Although MI workshops have been shown to be effective, the maintenance of high-fidelity MI delivery has been questioned. It appears that important MI skills decline between two- and four-months post-workshop (22,23). However, providing newly trained MI counselors with post-workshop enhancements, such as feedback and supervision appears to decline the loss of skills post-training and skills are maintained over a 6-month period post-workshop (26). Specifically, post-workshop training enhancements that were 5-12 contact hours or more showed greater MI skills at 6-month follow-up compared to enhancements that were less than five hours (26). Review of previous literature does not give a conclusive overview of which skills decline, nor the timeline of when the skills begin to decline. This study aimed to address these important gaps in the literature by pilot testing a two-day MI workshop with post-workshop training enhancements to examine the skill acquisition and maintenance of newly trained coaches who delivered a diabetes prevention program called [PROGRAM NAME].

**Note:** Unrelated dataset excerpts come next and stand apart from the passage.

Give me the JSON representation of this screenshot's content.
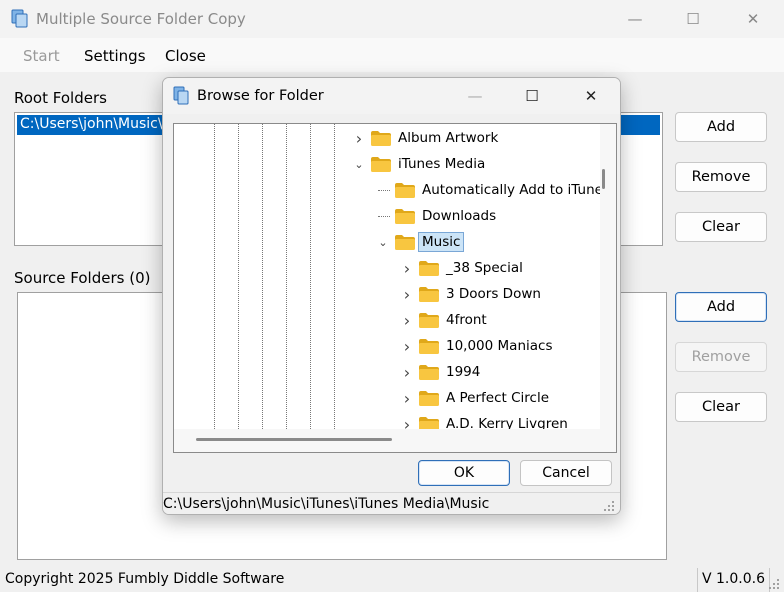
{
  "window": {
    "title": "Multiple Source Folder Copy",
    "minimize_glyph": "—",
    "maximize_glyph": "☐",
    "close_glyph": "✕"
  },
  "menu": {
    "start": "Start",
    "settings": "Settings",
    "close": "Close"
  },
  "root_folders": {
    "label": "Root Folders",
    "items": [
      "C:\\Users\\john\\Music\\iTunes\\iTunes Media\\Music"
    ],
    "add": "Add",
    "remove": "Remove",
    "clear": "Clear"
  },
  "source_folders": {
    "label": "Source Folders (0)",
    "add": "Add",
    "remove": "Remove",
    "clear": "Clear"
  },
  "status": {
    "copyright": "Copyright 2025 Fumbly Diddle Software",
    "version": "V 1.0.0.6"
  },
  "dialog": {
    "title": "Browse for Folder",
    "minimize_glyph": "—",
    "maximize_glyph": "☐",
    "close_glyph": "✕",
    "tree": [
      {
        "label": "Album Artwork",
        "level": 0,
        "expander": "collapsed"
      },
      {
        "label": "iTunes Media",
        "level": 0,
        "expander": "expanded"
      },
      {
        "label": "Automatically Add to iTunes",
        "level": 1,
        "expander": "none"
      },
      {
        "label": "Downloads",
        "level": 1,
        "expander": "none"
      },
      {
        "label": "Music",
        "level": 1,
        "expander": "expanded",
        "selected": true
      },
      {
        "label": "_38 Special",
        "level": 2,
        "expander": "collapsed"
      },
      {
        "label": "3 Doors Down",
        "level": 2,
        "expander": "collapsed"
      },
      {
        "label": "4front",
        "level": 2,
        "expander": "collapsed"
      },
      {
        "label": "10,000 Maniacs",
        "level": 2,
        "expander": "collapsed"
      },
      {
        "label": "1994",
        "level": 2,
        "expander": "collapsed"
      },
      {
        "label": "A Perfect Circle",
        "level": 2,
        "expander": "collapsed"
      },
      {
        "label": "A.D.  Kerry Livgren",
        "level": 2,
        "expander": "collapsed"
      }
    ],
    "ok": "OK",
    "cancel": "Cancel",
    "selected_path": "C:\\Users\\john\\Music\\iTunes\\iTunes Media\\Music"
  },
  "colors": {
    "selection": "#0067c0",
    "folder": "#f8c640",
    "folder_dark": "#e0a81a",
    "accent_border": "#2f6fb8"
  }
}
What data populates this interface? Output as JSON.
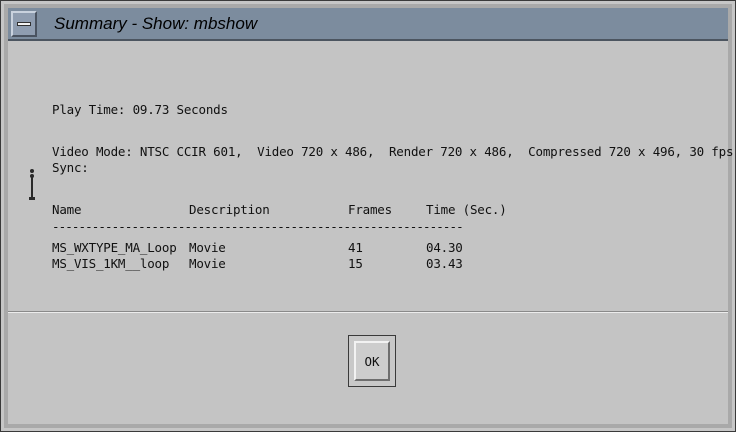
{
  "window": {
    "title": "Summary - Show: mbshow"
  },
  "summary": {
    "play_time": "Play Time: 09.73 Seconds",
    "video_mode": "Video Mode: NTSC CCIR 601,  Video 720 x 486,  Render 720 x 486,  Compressed 720 x 496, 30 fps",
    "sync": "Sync:"
  },
  "table": {
    "headers": [
      "Name",
      "Description",
      "Frames",
      "Time (Sec.)"
    ],
    "separator": "--------------------------------------------------------------",
    "rows": [
      [
        "MS_WXTYPE_MA_Loop",
        "Movie",
        "41",
        "04.30"
      ],
      [
        "MS_VIS_1KM__loop",
        "Movie",
        "15",
        "03.43"
      ]
    ]
  },
  "buttons": {
    "ok_label": "OK"
  },
  "colors": {
    "titlebar": "#7c8c9e",
    "background": "#c4c4c4"
  },
  "icons": {
    "window_menu": "window-menu-icon",
    "resize_grip": "resize-grip-icon"
  }
}
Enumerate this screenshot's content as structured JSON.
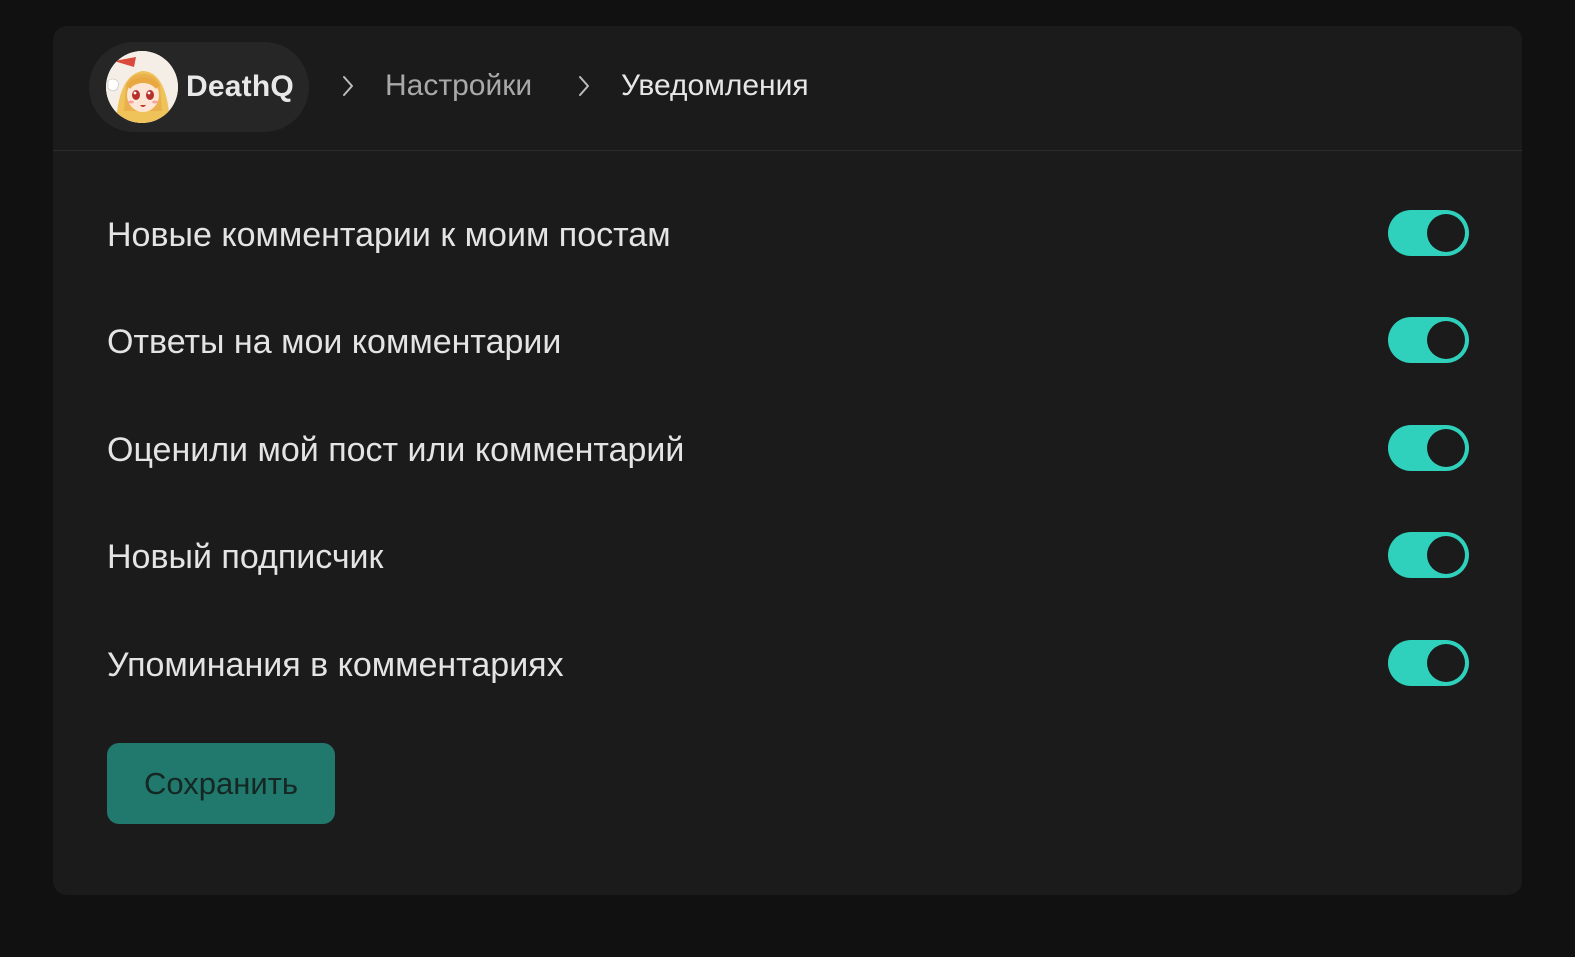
{
  "user": {
    "name": "DeathQ",
    "avatar_icon": "anime-girl-avatar"
  },
  "breadcrumb": {
    "separator_icon": "chevron-right-icon",
    "settings": "Настройки",
    "current": "Уведомления"
  },
  "settings": [
    {
      "label": "Новые комментарии к моим постам",
      "enabled": true
    },
    {
      "label": "Ответы на мои комментарии",
      "enabled": true
    },
    {
      "label": "Оценили мой пост или комментарий",
      "enabled": true
    },
    {
      "label": "Новый подписчик",
      "enabled": true
    },
    {
      "label": "Упоминания в комментариях",
      "enabled": true
    }
  ],
  "actions": {
    "save_label": "Сохранить"
  },
  "colors": {
    "accent": "#2fd1bd",
    "save_button": "#21786d",
    "card_background": "#1b1b1b",
    "page_background": "#111112"
  }
}
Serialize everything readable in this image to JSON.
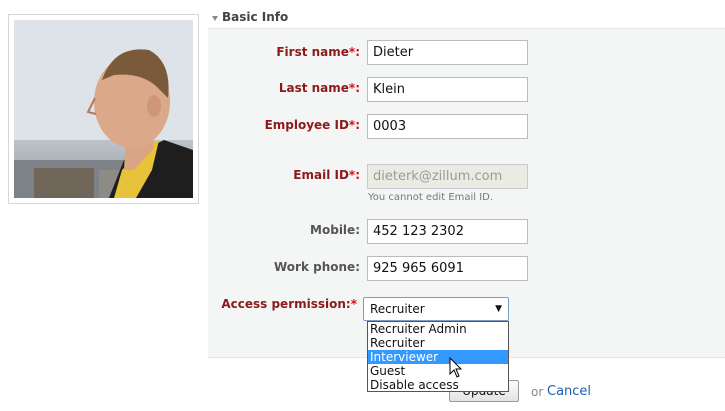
{
  "section": {
    "title": "Basic Info"
  },
  "fields": {
    "first_name": {
      "label": "First name",
      "required_mark": "*:",
      "value": "Dieter"
    },
    "last_name": {
      "label": "Last name",
      "required_mark": "*:",
      "value": "Klein"
    },
    "employee_id": {
      "label": "Employee ID",
      "required_mark": "*:",
      "value": "0003"
    },
    "email": {
      "label": "Email ID",
      "required_mark": "*:",
      "value": "dieterk@zillum.com",
      "hint": "You cannot edit Email ID."
    },
    "mobile": {
      "label": "Mobile:",
      "value": "452 123 2302"
    },
    "work_phone": {
      "label": "Work phone:",
      "value": "925 965 6091"
    },
    "access_permission": {
      "label": "Access permission:",
      "required_mark": "*",
      "selected": "Recruiter",
      "options": [
        "Recruiter Admin",
        "Recruiter",
        "Interviewer",
        "Guest",
        "Disable access"
      ],
      "highlighted_index": 2
    }
  },
  "actions": {
    "update_label": "Update",
    "or_text": "or",
    "cancel_label": "Cancel"
  },
  "colors": {
    "required_label": "#8b1a1a",
    "star": "#d01010",
    "link": "#1a5fb4",
    "highlight": "#3399ff"
  }
}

[PROGRAM NAME] is a community-based lifestyle program for individuals with prediabetes. The primary aim of [PROGRAM NAME] is to help empower individuals at risk of developing T2D to make long-lasting exercise and dietary changes to decrease their risk for T2D. [PROGRAM NAME] clients attend six sessions with an MI-trained coach over three weeks. Each session, the coach engages in discussion with the client for approximately 40 minutes using an MI approach. Approximately every four weeks new [PROGRAM NAME] clients begin the program, which means that each coach begins sessions with one (or more) new clients each month. Currently, [PROGRAM NAME] is only being offered in one community site. In order to scale-up [PROGRAM NAME], a necessary step is to pilot test the coach training to ensure that it is meeting program objectives.
The objective of the present pilot study was to examine the MI skills of newly trained coaches delivering [PROGRAM NAME] up to six months after their initial three-phase MI-training to determine whether the training was sufficient to deliver [PROGRAM NAME] as intended. It is imperative that this training is pilot tested to know if it is sufficient to train future [PROGRAM NAME] coaches who are non-healthcare practitioners.